President Obama and much of the country are outraged over AIG paying some $165 million in bonuses to their executives, considering that they've just posted the greatest quarterly loss of any corporation in history (something like $65 billion) and that the US government has handed them somewhere closing in on $200 billion dollars in bailouts. Plus, there'll likely be that much again.
"How do they justify this outrage to the taxpayers who are keeping the company afloat?" said President Obama. This violates "fundamental values" — as if a crooked demagogue Chicago politician would know a fundamental value if it bit him in his Hyde Park butt.
There's a pretty clear and irrefutable answer to the president's question: contractual obligation. Never having actually run a business, such things appear to mean little or nothing to Obama. Note the "cram down" rule he's trying to put through Congress to let judges arbitrarily rewrite mortgage contracts, for example.
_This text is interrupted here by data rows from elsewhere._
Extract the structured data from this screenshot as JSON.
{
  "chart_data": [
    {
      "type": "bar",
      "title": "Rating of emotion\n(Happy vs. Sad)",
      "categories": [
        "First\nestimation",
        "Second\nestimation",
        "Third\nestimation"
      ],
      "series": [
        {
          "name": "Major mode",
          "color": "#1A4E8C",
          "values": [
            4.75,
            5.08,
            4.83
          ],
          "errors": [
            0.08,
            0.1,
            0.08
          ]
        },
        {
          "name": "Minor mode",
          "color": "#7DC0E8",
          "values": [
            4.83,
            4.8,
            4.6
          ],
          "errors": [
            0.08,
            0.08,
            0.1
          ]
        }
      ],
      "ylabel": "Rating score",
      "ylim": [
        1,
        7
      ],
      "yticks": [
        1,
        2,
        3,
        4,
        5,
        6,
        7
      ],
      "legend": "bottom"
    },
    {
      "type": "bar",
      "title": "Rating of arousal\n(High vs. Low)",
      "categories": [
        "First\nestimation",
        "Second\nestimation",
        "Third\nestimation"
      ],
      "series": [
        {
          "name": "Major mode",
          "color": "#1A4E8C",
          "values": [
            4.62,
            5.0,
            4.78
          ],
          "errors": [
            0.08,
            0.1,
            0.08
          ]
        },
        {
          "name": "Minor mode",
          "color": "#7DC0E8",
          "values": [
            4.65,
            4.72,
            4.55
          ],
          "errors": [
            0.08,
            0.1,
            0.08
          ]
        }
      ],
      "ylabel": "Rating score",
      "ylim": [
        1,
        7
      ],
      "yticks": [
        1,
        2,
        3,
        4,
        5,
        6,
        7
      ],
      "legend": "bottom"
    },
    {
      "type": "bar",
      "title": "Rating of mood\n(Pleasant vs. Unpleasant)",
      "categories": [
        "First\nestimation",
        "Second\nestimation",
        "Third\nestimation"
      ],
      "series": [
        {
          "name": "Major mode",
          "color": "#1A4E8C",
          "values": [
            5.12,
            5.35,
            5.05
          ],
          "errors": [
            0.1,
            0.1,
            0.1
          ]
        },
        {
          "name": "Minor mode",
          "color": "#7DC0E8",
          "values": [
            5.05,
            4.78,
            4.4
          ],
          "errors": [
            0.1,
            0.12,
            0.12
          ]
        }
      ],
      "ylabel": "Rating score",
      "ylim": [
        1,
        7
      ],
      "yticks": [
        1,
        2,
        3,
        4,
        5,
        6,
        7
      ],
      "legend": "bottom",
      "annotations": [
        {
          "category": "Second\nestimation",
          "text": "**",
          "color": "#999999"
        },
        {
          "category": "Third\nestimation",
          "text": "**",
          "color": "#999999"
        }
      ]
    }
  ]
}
We won't have an economy at all if contracts are not legally binding documents but just suggestions that we might follow if they don't make anyone mad.
But he can't do a damned thing about it cause these executives have CONTRACTS. Those are legally binding obligations, and the company can't just decide not to pay them because it'll look bad if they do. If I were an executive that had a $500K bonus coming to me, I sure as hell wouldn't give it up just because it makes some people mad.
There's a strong general public sentiment against executive bonuses to companies getting government bailouts, but that's bad business going forward. If you've got a company that's in trouble, then they especially need the top talent. If you limit your company to paying execs a minimal wage, you ain't going to get the best and brightest you will desperately need to sort out the mess — though I grant you that this money obviously hasn't gone to any competent people at AIG specifically.
Then there's Senator Charles Grassley, who suggested that these executives should consider killing themselves to save face, like the Japanese. Really now — does Grassley have any room to talk? I don't know that we couldn't do without the AIG executives who've screwed the pooch, but I'm quite certain that the country would be better off if most of the Congress — definitely including Grassley — jumped off the top of the Washington monument to atone for their sins. They've screwed the pooch way more than even AIG — and they're the ones ponying up the money to keep AIG in business so that a bunch of European banks don't get screwed.